Before continuing its analysis, the Court notes that employers "are not obliged to suspend all previously planned or contemplated actions upon receiving a [discrimination complaint] or learning that a suit has been filed." Windfelder v. The May Dep't Stores Co., 93 Fed. Appx. 351, 354 (3d Cir. 2004) (upholding summary judgment where there was no indication that the plaintiff's letter alleging discrimination, as opposed to poor job performance and failure to meet stated performance benchmarks, caused his termination and where termination proceedings were ongoing). Indeed, a contrary rule "might impede employers from permissible terminations and encourage employees aware of an impending termination to create their own 'severance package.'" Id. at 354. Thus, in order to survive summary judgment, Plaintiff certainly will need evidence supporting his allegation that his employment was terminated sooner than Defendant had initially contemplated when it made its October 2004 decision and that this change in timing was an impermissible reaction to Plaintiff's filing with the EEOC.

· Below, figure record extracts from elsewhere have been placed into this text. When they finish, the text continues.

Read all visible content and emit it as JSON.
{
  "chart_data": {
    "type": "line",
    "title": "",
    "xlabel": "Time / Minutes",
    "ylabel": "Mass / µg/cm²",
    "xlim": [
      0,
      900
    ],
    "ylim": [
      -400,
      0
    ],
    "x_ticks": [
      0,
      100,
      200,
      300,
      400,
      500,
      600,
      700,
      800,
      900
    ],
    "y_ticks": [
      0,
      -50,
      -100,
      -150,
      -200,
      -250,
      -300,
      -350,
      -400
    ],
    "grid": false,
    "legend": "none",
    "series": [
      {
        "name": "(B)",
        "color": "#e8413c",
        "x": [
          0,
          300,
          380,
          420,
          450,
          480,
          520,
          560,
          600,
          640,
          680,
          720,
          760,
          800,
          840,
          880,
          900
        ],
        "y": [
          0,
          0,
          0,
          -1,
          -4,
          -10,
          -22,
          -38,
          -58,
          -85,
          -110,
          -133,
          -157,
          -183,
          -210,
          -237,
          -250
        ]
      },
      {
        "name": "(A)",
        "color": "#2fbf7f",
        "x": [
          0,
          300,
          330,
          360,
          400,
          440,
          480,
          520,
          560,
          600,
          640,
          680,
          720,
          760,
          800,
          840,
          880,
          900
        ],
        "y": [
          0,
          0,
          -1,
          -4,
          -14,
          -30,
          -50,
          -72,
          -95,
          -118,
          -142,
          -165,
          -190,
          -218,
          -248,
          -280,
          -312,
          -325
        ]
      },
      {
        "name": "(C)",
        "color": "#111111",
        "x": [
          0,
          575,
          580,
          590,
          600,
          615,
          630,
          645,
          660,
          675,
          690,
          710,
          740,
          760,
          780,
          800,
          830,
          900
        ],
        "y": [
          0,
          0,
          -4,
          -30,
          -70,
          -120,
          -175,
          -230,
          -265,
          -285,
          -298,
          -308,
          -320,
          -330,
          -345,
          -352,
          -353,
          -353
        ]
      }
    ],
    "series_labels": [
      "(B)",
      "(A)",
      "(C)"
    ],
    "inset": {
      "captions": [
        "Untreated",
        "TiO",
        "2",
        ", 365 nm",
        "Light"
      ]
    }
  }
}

However, at this stage of the pleadings, the Court's inquiry is not whether Plaintiff will be able to prevail on the merits of his claim, but rather whether Plaintiff is "entitled to offer evidence to support [his] claims." Nami v. Fauver, 82 F.3d 63, 65 (3d Cir. 1996). Viewing the complaint in the light most favorable to Plaintiff, the Court finds that Plaintiff has sufficiently stated a claim of retaliation -- he has alleged an adverse employment action (the earlier termination) and has asserted that it was causally linked to his EEOC complaint. (Doc. No. 17, ¶¶ 16(a), 31-32.) Accordingly, the Court is satisfied that Plaintiff has stated a retaliation claim and should be entitled to offer evidence of the same.*fn8
Defendant has urged that Plaintiff's civil action be dismissed in its entirety. The Court has reviewed Defendant's motion to dismiss under Rule 12(b)(6) and holds that dismissal is inappropriate. Plaintiff filed his age discrimination complaint with the PHRC, satisfying the ADEA's prelitigation filing requirement, and he exhausted his state administrative remedies with respect to the claim, satisfying the PHRA's exhaustion requirement. Additionally, the Court finds that Plaintiff has stated a claim for retaliation under both the PHRA and the ADEA.

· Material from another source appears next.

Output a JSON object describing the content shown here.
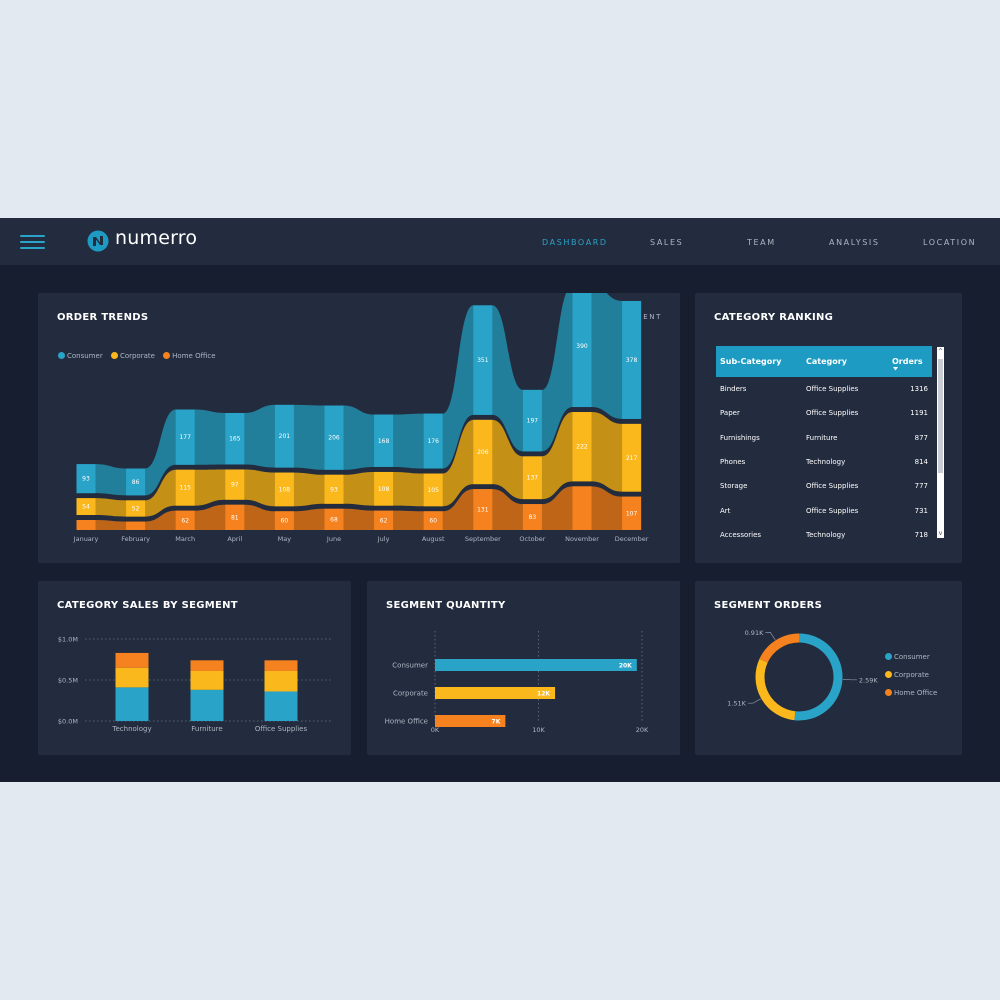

An appropriate order follows.
ORDER AND NOW, this 1st day of December 2006, upon consideration of Defendant's Motion to Dismiss or, in the alternative, Motion for Summary Judgment as to the Claims Asserted in Plaintiff's First Amended Complaint (Doc. No. 24), and for the reasons set forth in the accompanying memorandum, IT IS HEREBY ORDERED that Defendant's motion is DENIED.